Braithwaite’s Cursed Daughters is about intergenerational trauma and female kinship. The Falodun family have been cursed for generations, since an ancestor’s affair with a married man provoked the vengeful wife to declare that the woman and her female descendants would never prosper in love: “men will be like water in their palms.” Setting her story between 1994 and the present day, Braithwaite braids together the fates of three women bound by the curse.
A young woman must shake off a family curse, and widely held belief that she is the reincarnation of her dead cousin in this wickedly funny, brilliantly perceptive novel about love, female rivalry, and superstition from Braithwaite whose first novel, My Sister, the Serial Killer ( 2018), was longlisted for the Booker Prize, shortlisted for the Women’s Prize for Fiction, and won the 2020 Crime and Thriller Book of the Year category at the British Book Awards.
Cursed Daughters opens with Monife’s suicide by drowning, and reconstructs what led to her death and how her cousin Ebun was implicated in her decision. After the Funeral Ebun gives birth to Eniiyi, whose startling resemblance to the deceased prompts several family members to believe she is her reincarnation. The Falodun woman may rule the roost at home, but they must navigate a patriarchal society. Abandoned by fathers, betrayed by lovers, they repeat the same mistakes. After Bunmi, Monife’s mother, is left by her husband, she returns to Nigeria with her two children and seeks out the dubious skills of spiritual healer and herbalist Mama G to “clear his eye” and win him back, “despite the fact that he had a new wife and two children under five, shacked up in what used to be their London home”.
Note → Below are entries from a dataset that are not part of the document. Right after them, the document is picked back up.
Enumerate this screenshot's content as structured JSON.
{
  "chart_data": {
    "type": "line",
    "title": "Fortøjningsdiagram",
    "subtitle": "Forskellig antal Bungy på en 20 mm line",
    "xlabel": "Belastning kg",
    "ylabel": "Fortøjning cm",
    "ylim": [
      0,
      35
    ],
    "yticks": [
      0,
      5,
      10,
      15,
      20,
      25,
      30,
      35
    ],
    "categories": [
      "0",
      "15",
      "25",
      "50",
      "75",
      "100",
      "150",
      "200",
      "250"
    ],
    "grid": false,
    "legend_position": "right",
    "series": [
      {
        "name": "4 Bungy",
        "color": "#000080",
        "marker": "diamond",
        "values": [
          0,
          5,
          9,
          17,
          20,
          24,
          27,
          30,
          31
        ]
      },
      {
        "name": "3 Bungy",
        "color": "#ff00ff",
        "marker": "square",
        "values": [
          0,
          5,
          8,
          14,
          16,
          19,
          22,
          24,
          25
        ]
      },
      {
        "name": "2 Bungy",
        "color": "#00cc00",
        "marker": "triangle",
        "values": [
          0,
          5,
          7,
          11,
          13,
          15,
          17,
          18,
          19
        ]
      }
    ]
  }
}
When Eniiyi falls in lovewith the handsome boy she saves from drowning, she can no longer run from her family’s history. As several women in her family have done before, she ill-advisedly seeks answers in older, darker spiritual corners of Lagos, demanding solutions. Is she destined to live out the habitual story of love and heartbreak? Or can she break the pattern once and for all, not only avoiding the spiral that led Monife to her lonely death, but liberating herself from all the family secrets and unspoken traumas that have dogged her steps since before she could remember?
The characters of Cursed Daughters asks us what it means to be given a second chance and how to live both wisely and well with what we’ve been given.
Cursed Daughters by Oyinken Braithwaite, Atlantic Books £18.99/ Penguin Random House $29, 384 pages.